As a first year student, timid and unfamiliar with Princeton’s campus, I adventured, explored and discovered new spaces with an urgent desire to know every inch of Princeton’s campus. I tromped from library to library, lugging heavy books and notebooks, to find the spots where I felt most comfortable — nooks, crannies and corners where I could settle in to devour books, write essays and study vocabulary in Spanish. Craving solitude, I spent time outdoors, exploring the tow path that runs along Lake Carnegie and spending hours reading and working outside on Poe Field and in Prospect Gardens. Somewhere in between the endless buses, trains and flights it took to reach my hometown each break, I discovered that Princeton, too, felt like home.
Now, several semesters later, the rhythm of my life has changed again. Princeton is still a home to me, but life, of course, has changed.
As I grow and my rhythm on campus changes, the campus itself remains just the same. Although new buildings pop up and old, familiar ones seem to morph and change through renovations, Princeton’s campus is the enduring heart of the University. Many buildings have stood for centuries since Princeton was first transplanted from its original site in Elizabeth, New Jersey, to the town of Princeton in 1756.
Princeton’s past is a part of its present. Princeton does not tell its history, but contains it in the pieces of our campus and the University that stretch across generations, the past lives of buildings that have been renovated to serve the new and the people that have contributed to the University’s evolution and longevity.
Princeton’s history hides in the walls of Nassau Hall, which have stood through multiple devastating fires and now bear plaques from graduating classes since the late 1870s; it hides in buildings that have been made anew, serving new purposes and functions — in East Pyne and Chancellor Green, once home to the University’s only library, a student center and a pub, or in the Julis Romo Rabinowitz building, the Old Frick Chemistry Laboratory, a building which, when I arrived to campus, was just in the early stages of renovations to become a new home for the Department of Economics and the Louis A. Simpson International Building. History lurks in the corners of classrooms, where perhaps John Foster Dulles, Princeton Class of 1908 and United States Secretary of State from 1953 to 1959, studied diplomacy or where Albert Einstein once lectured on the theory of relativity. Students today share our campus with the legacies and histories of those who have come before us, taking part in Princeton’s living history.

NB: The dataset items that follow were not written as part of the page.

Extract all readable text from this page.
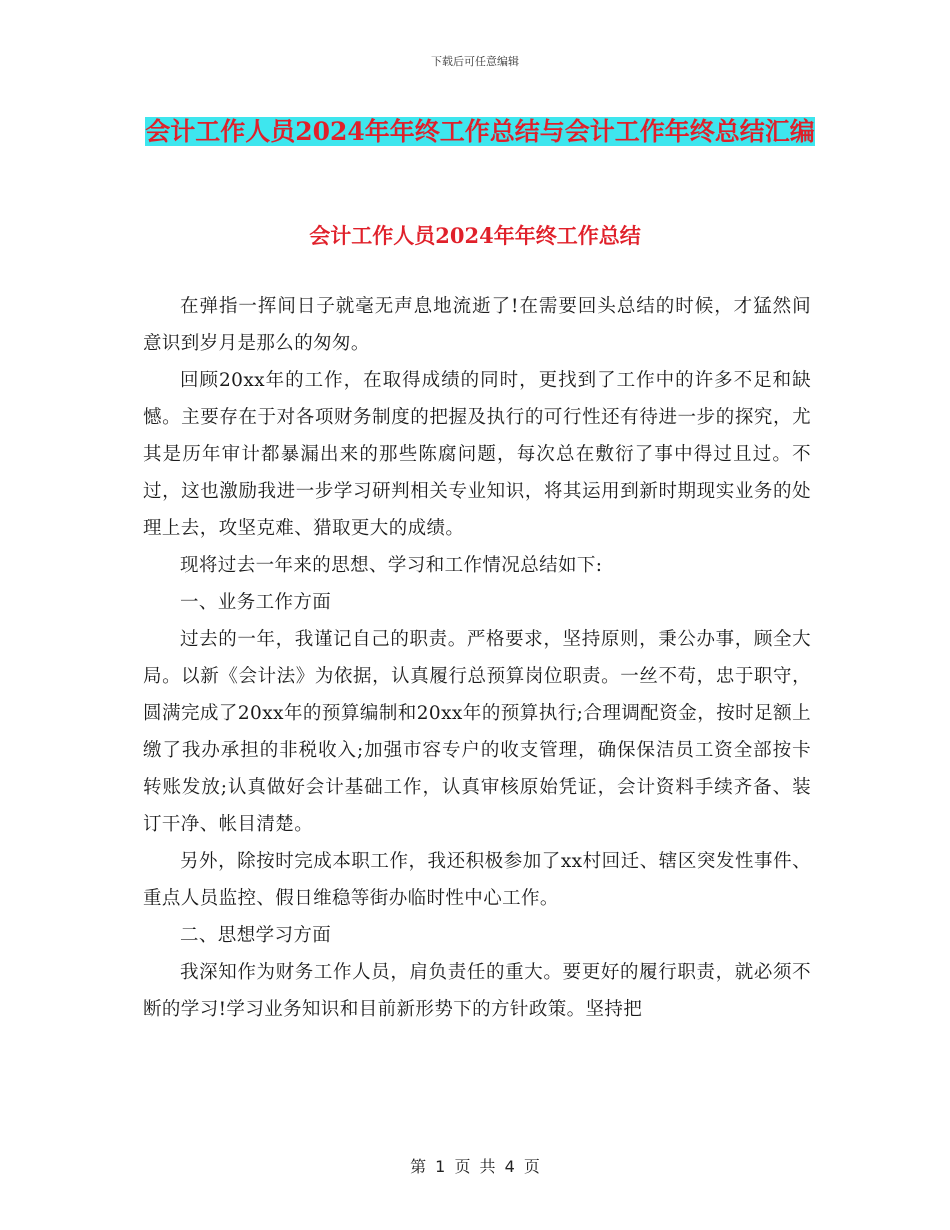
下载后可任意编辑
会计工作人员2024年年终工作总结与会计工作年终总结汇编
会计工作人员2024年年终工作总结

在弹指一挥间日子就毫无声息地流逝了!在需要回头总结的时候，才猛然间意识到岁月是那么的匆匆。

回顾20xx年的工作，在取得成绩的同时，更找到了工作中的许多不足和缺憾。主要存在于对各项财务制度的把握及执行的可行性还有待进一步的探究，尤其是历年审计都暴漏出来的那些陈腐问题，每次总在敷衍了事中得过且过。不过，这也激励我进一步学习研判相关专业知识，将其运用到新时期现实业务的处理上去，攻坚克难、猎取更大的成绩。

现将过去一年来的思想、学习和工作情况总结如下:

一、业务工作方面

过去的一年，我谨记自己的职责。严格要求，坚持原则，秉公办事，顾全大局。以新《会计法》为依据，认真履行总预算岗位职责。一丝不苟，忠于职守，圆满完成了20xx年的预算编制和20xx年的预算执行;合理调配资金，按时足额上缴了我办承担的非税收入;加强市容专户的收支管理，确保保洁员工资全部按卡转账发放;认真做好会计基础工作，认真审核原始凭证，会计资料手续齐备、装订干净、帐目清楚。

另外，除按时完成本职工作，我还积极参加了xx村回迁、辖区突发性事件、重点人员监控、假日维稳等街办临时性中心工作。

二、思想学习方面

我深知作为财务工作人员，肩负责任的重大。要更好的履行职责，就必须不断的学习!学习业务知识和目前新形势下的方针政策。坚持把

第 1 页 共 4 页
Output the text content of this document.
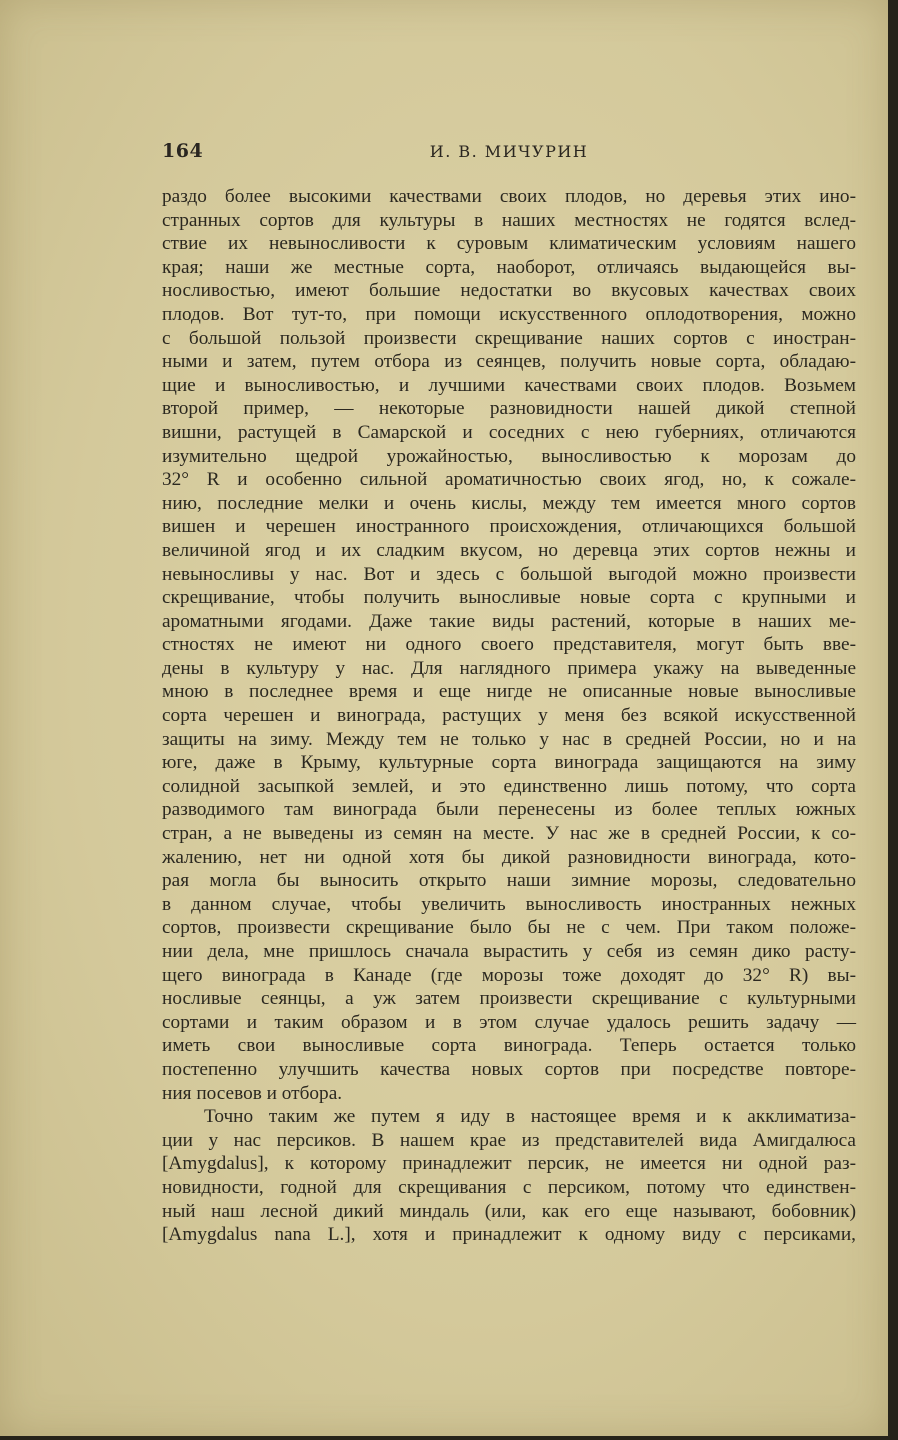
164	И. В. МИЧУРИН
раздо более высокими качествами своих плодов, но деревья этих ино-
странных сортов для культуры в наших местностях не годятся вслед-
ствие их невыносливости к суровым климатическим условиям нашего
края; наши же местные сорта, наоборот, отличаясь выдающейся вы-
носливостью, имеют большие недостатки во вкусовых качествах своих
плодов. Вот тут-то, при помощи искусственного оплодотворения, можно
с большой пользой произвести скрещивание наших сортов с иностран-
ными и затем, путем отбора из сеянцев, получить новые сорта, обладаю-
щие и выносливостью, и лучшими качествами своих плодов. Возьмем
второй пример, — некоторые разновидности нашей дикой степной
вишни, растущей в Самарской и соседних с нею губерниях, отличаются
изумительно щедрой урожайностью, выносливостью к морозам до
32° R и особенно сильной ароматичностью своих ягод, но, к сожале-
нию, последние мелки и очень кислы, между тем имеется много сортов
вишен и черешен иностранного происхождения, отличающихся большой
величиной ягод и их сладким вкусом, но деревца этих сортов нежны и
невыносливы у нас. Вот и здесь с большой выгодой можно произвести
скрещивание, чтобы получить выносливые новые сорта с крупными и
ароматными ягодами. Даже такие виды растений, которые в наших ме-
стностях не имеют ни одного своего представителя, могут быть вве-
дены в культуру у нас. Для наглядного примера укажу на выведенные
мною в последнее время и еще нигде не описанные новые выносливые
сорта черешен и винограда, растущих у меня без всякой искусственной
защиты на зиму. Между тем не только у нас в средней России, но и на
юге, даже в Крыму, культурные сорта винограда защищаются на зиму
солидной засыпкой землей, и это единственно лишь потому, что сорта
разводимого там винограда были перенесены из более теплых южных
стран, а не выведены из семян на месте. У нас же в средней России, к со-
жалению, нет ни одной хотя бы дикой разновидности винограда, кото-
рая могла бы выносить открыто наши зимние морозы, следовательно
в данном случае, чтобы увеличить выносливость иностранных нежных
сортов, произвести скрещивание было бы не с чем. При таком положе-
нии дела, мне пришлось сначала вырастить у себя из семян дико расту-
щего винограда в Канаде (где морозы тоже доходят до 32° R) вы-
носливые сеянцы, а уж затем произвести скрещивание с культурными
сортами и таким образом и в этом случае удалось решить задачу —
иметь свои выносливые сорта винограда. Теперь остается только
постепенно улучшить качества новых сортов при посредстве повторе-
ния посевов и отбора.
Точно таким же путем я иду в настоящее время и к акклиматиза-
ции у нас персиков. В нашем крае из представителей вида Амигдалюса
[Amygdalus], к которому принадлежит персик, не имеется ни одной раз-
новидности, годной для скрещивания с персиком, потому что единствен-
ный наш лесной дикий миндаль (или, как его еще называют, бобовник)
[Amygdalus nana L.], хотя и принадлежит к одному виду с персиками,
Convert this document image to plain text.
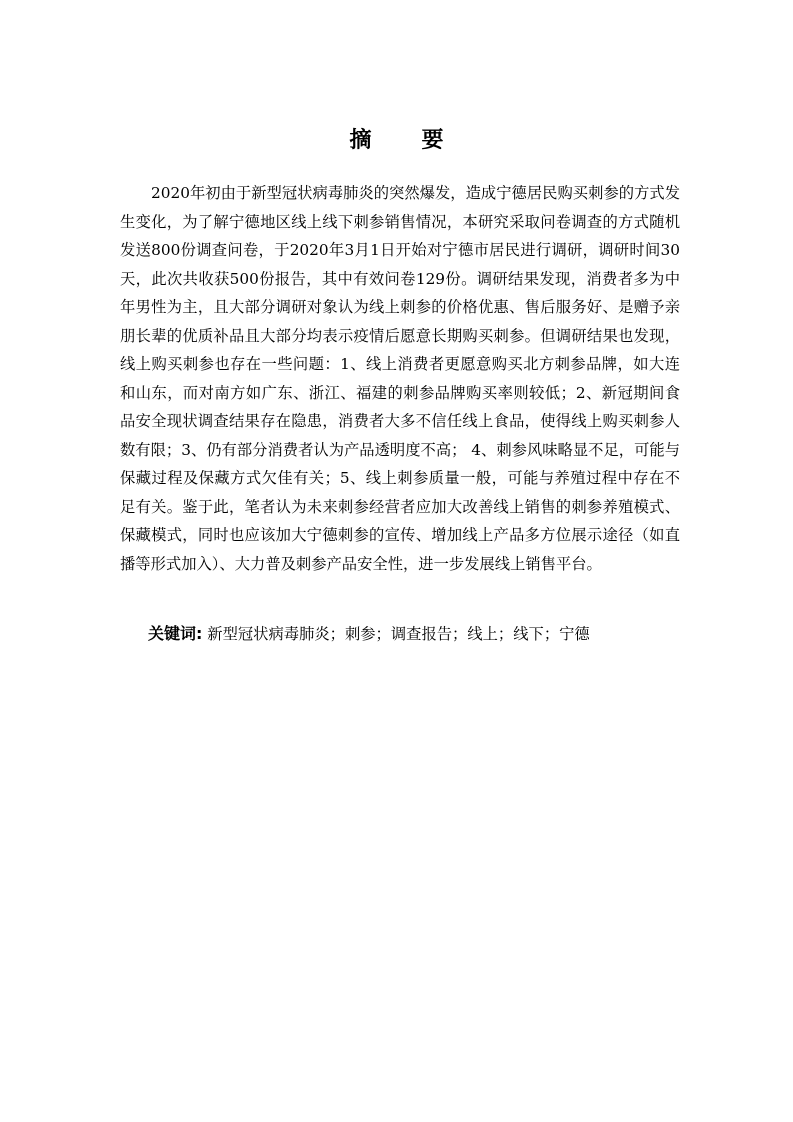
摘 要

2020年初由于新型冠状病毒肺炎的突然爆发，造成宁德居民购买刺参的方式发生变化，为了解宁德地区线上线下刺参销售情况，本研究采取问卷调查的方式随机发送800份调查问卷，于2020年3月1日开始对宁德市居民进行调研，调研时间30天，此次共收获500份报告，其中有效问卷129份。调研结果发现，消费者多为中年男性为主，且大部分调研对象认为线上刺参的价格优惠、售后服务好、是赠予亲朋长辈的优质补品且大部分均表示疫情后愿意长期购买刺参。但调研结果也发现，线上购买刺参也存在一些问题：1、线上消费者更愿意购买北方刺参品牌，如大连和山东，而对南方如广东、浙江、福建的刺参品牌购买率则较低；2、新冠期间食品安全现状调查结果存在隐患，消费者大多不信任线上食品，使得线上购买刺参人数有限；3、仍有部分消费者认为产品透明度不高； 4、刺参风味略显不足，可能与保藏过程及保藏方式欠佳有关；5、线上刺参质量一般，可能与养殖过程中存在不足有关。鉴于此，笔者认为未来刺参经营者应加大改善线上销售的刺参养殖模式、保藏模式，同时也应该加大宁德刺参的宣传、增加线上产品多方位展示途径（如直播等形式加入）、大力普及刺参产品安全性，进一步发展线上销售平台。

关键词: 新型冠状病毒肺炎；刺参；调查报告；线上；线下；宁德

As students at Princeton, we are privileged to move through the same spaces, embody the same intellectual values and share the same Princeton spirit as the generations of movers and shakers who have graduated from Princeton before us — authors, artists, Nobel Laureates, Supreme Court Justices and even Presidents. As undergraduate students here, our time here is fleeting. Four years are but a blip in Princeton’s history; the buildings have stood for years before us and they will stand long after we are gone, accumulating new histories.
Yet, as one of my favorite plaques in 1879 Arch proudly proclaims: “Princeton is part of you. You are part of Princeton.”